Some people would say there can never be too many museums. I would rephrase that to say there can never be too much art, but there can be too many museums. The U.S. may be there now.
According to recently released information from the Institute of Museum and Library Services, the U.S. has twice the number of museums previously accounted for –Â 35,144 museums nationwide, up from an estimated 17,500 museums in the 1990s. The count is based primarily on IRS 990 forms filed by nonprofit museums, botanical gardens, zoos, aquariums and historical societies between 2009 and 2013, reports the AP. The 1990s method relied only on state museum association records.
Equally interesting and sometimes troubling is the distribution by state and by discipline. The vast number — 48% — are historic sites, societites and houses. Historical societies claim another 7.5%. General and “unclassified” museums are 33%. Art museums?

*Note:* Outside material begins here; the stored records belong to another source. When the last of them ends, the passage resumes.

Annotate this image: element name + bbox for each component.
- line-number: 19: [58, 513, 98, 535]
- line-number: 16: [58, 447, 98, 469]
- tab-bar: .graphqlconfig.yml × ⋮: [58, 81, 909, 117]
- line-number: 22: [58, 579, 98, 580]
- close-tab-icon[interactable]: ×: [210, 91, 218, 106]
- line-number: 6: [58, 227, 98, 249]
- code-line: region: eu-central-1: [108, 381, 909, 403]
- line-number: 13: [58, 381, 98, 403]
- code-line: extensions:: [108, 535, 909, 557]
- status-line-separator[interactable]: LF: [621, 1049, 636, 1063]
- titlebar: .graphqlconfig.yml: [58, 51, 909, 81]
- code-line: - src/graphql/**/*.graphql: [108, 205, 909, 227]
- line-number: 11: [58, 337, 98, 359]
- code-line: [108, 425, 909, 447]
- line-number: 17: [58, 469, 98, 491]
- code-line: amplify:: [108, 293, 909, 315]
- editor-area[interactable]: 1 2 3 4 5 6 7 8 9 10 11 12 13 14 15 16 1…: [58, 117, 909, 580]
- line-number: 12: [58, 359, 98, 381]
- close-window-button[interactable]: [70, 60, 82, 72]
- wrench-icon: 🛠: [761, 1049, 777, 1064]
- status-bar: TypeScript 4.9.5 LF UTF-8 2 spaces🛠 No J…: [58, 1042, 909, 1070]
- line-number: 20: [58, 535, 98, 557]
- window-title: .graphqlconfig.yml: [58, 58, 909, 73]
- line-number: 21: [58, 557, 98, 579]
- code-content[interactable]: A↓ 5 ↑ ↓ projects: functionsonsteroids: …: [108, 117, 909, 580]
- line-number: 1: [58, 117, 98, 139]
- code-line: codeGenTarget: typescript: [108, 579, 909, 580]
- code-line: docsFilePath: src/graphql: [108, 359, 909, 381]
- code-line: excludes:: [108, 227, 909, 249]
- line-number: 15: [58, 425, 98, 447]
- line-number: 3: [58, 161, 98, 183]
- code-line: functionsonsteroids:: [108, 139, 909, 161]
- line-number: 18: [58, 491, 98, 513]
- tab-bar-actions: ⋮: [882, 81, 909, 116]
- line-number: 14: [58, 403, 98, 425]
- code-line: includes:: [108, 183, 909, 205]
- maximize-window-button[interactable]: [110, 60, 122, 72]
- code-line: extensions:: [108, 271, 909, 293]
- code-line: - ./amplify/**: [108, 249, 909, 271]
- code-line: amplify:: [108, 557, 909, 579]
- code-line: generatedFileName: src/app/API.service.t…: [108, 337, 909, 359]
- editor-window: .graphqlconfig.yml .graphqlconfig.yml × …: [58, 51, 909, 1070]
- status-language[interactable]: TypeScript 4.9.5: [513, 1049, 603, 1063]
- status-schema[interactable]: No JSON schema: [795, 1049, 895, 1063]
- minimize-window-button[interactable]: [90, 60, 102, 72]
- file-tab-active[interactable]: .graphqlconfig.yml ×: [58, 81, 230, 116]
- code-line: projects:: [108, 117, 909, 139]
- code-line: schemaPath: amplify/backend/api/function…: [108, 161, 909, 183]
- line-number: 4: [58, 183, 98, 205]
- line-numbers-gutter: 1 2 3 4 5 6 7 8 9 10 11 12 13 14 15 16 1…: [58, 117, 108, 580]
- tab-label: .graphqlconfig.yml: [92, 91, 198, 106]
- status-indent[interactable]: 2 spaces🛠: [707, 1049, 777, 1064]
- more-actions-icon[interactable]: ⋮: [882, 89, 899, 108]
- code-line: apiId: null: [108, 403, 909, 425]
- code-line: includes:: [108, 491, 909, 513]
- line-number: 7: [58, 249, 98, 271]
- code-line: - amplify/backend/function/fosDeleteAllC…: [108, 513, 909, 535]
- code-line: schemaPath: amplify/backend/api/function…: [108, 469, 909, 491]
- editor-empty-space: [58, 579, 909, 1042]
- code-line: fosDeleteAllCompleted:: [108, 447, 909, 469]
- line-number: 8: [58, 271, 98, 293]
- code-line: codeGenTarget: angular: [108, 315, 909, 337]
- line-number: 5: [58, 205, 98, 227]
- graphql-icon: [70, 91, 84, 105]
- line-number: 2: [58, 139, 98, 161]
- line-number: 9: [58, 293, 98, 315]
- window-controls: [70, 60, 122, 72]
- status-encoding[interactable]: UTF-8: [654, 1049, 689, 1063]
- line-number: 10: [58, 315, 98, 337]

Only 4.5%. I really doubt that all of those historic organizations are sustainable. You can see the chart here.
Geographic distribution is also skewed. In raw numbers, California has the most museums and Delaware the least, lower than Arkansas, North Dakota, Wyoming and Hawaii, which round out the bottom five. New York, Texas, Pennsylvania and Ohio round out the top five. See that chart here.
The map showing museums per 100,000 population shows some of the trouble: The most museum-dense states are Wyoming, Maine, Vermont and New Hampshire. The South and Southeast — where populations are growing fastest — are the least dense in museums.
Art museums can helps solve the problem with traveling exhibitions, partnerships and collection-sharing. But not those historical societies, for the most part. I think there will be closures in the coming years.